Os irmãos entraram na Justiça tentando manter de fora do patrimônio
total do inventário duas fazendas, Santa Cândida do Cedro e a Primavera,
que lhes teriam sido doadas, de livre vontade, por seu pai, José Jorge
Pena Júnior, quando se desquitou de sua mãe, Maria Alice Soares Penna,
com quem teve os quatro filhos. Alegaram que os dois imóveis rurais não
poderiam ser arrolados entre os bens para partilha entre os herdeiros,
de vez que foram objeto de partilha em vida e não de doação de
ascendente para descendente.
Argumentaram que Renata Elizabete, nascida em 1970, filha da união de
seu falecido pai com Lívia Patrícia Sabino Guarita, só teria direito a
uma parcela de 5% de cada fazenda, porque, como o falecido possuía a
metade dos bens, já que os outros 50% pertenceriam à mãe, Maria Alice, e
25% constituem a parte legítima dos herdeiros, só sobraria para serem
partilhados entre os quatro filhos e a outra filha, Renata Elizabete,
25% dos imóveis rurais, cabendo, portanto, a cada um, 5% do total.
A sentença na ação de inventário dos bens determinou que fossem somados
ao total do inventário 50% do valor de cada fazenda, tendo o acórdão do
Tribunal de Justiça do Estado de Minas Gerais negado o recurso que
interpuseram para reformar a decisão de primeiro grau.
Daí o recurso especial para o STJ, alegando que os bens em litígio não
foram objeto de doação, mas de partilha em vida, e, por essa razão, não
poderiam ser somados aos outros bens para divisão entre todos os
herdeiros. Sustentaram, também, que a partilha foi feita em data
anterior ao nascimento da filha da outra união, sendo claro que a
verdadeira intenção do falecido pai foi a partilha em vida, como parte
do acordo de desquite com a mãe, e não a doação. Pediram, ainda, que
fosse excluída a parcela disponível do patrimônio do falecido, de
maneira que, se for obrigatória a juntada dos dois imóveis rurais ao
inventário, deveria ser contada apenas a parte de 25% para divisão entre
os cinco herdeiros, como já pedido.
Ao não conhecer do recurso, a relatora do processo, ministra Nancy
Andrighi, argumentou que a partilha em vida é, na verdade, como um
"inventário em vida", que pode até dispensar o inventário propriamente
dito, post mortem. No caso, presentes as circunstâncias dos
autos, vê-se que ocorreu a doação dos bens, e não a alegada partilha,
porque não foram cumpridas as formalidades exigidas para sua
caracterização, ou seja, não houve a expressa aceitação de todos os
herdeiros nem foi considerado o quinhão da herdeira necessária.

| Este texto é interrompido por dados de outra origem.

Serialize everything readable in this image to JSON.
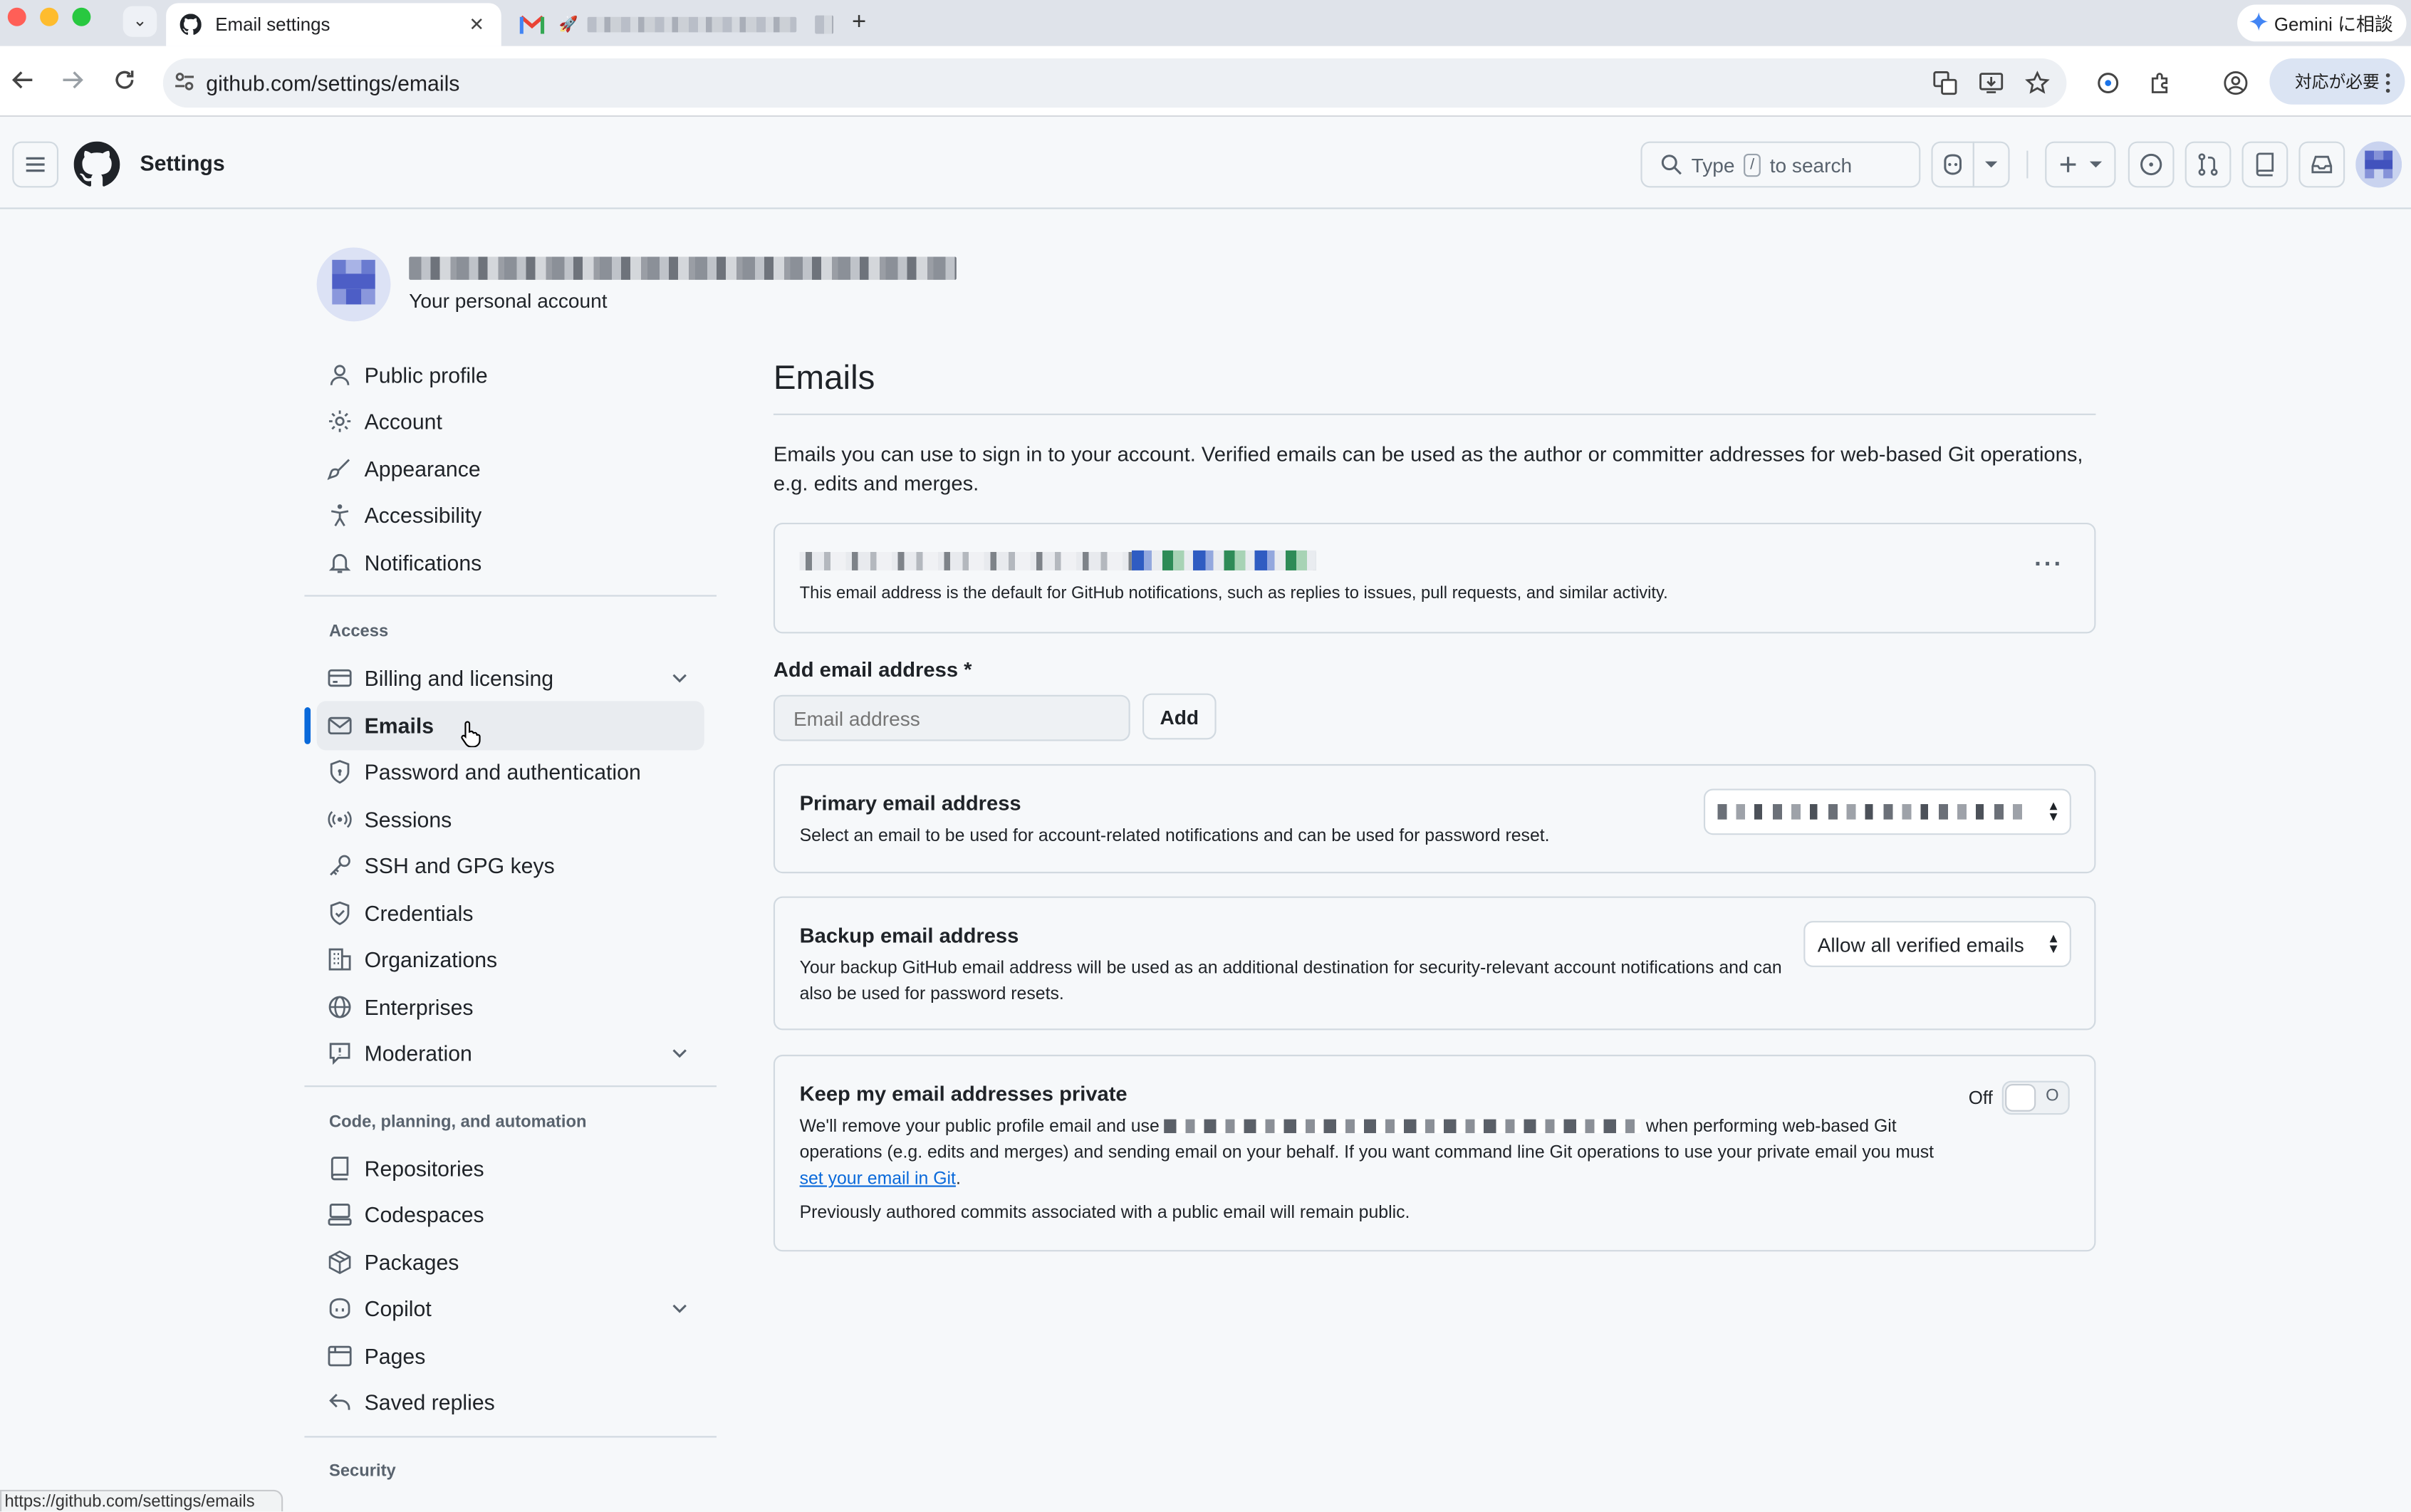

Entendeu, assim, que a transferência das fazendas aos quatro herdeiros
havidos do casamento, por meio de escritura pública, não pode ser
considerada juridicamente partilha em vida, mesmo porque, se não
constituiu doação, foi mera liberalidade do falecido e, em decorrência
dessa natureza, sujeita os bens doados ao dever de serem juntados ao
total do inventário. Para a ministra Nancy Andrighi, irrelevante também
o argumento de que a doação foi feita antes do nascimento da outra
filha, pois não importa o tempo em que foi feita a liberalidade, se o
bem foi doado antes de ter nascido o filho, ou antes do casamento do
falecido com a genitora do herdeiro necessário.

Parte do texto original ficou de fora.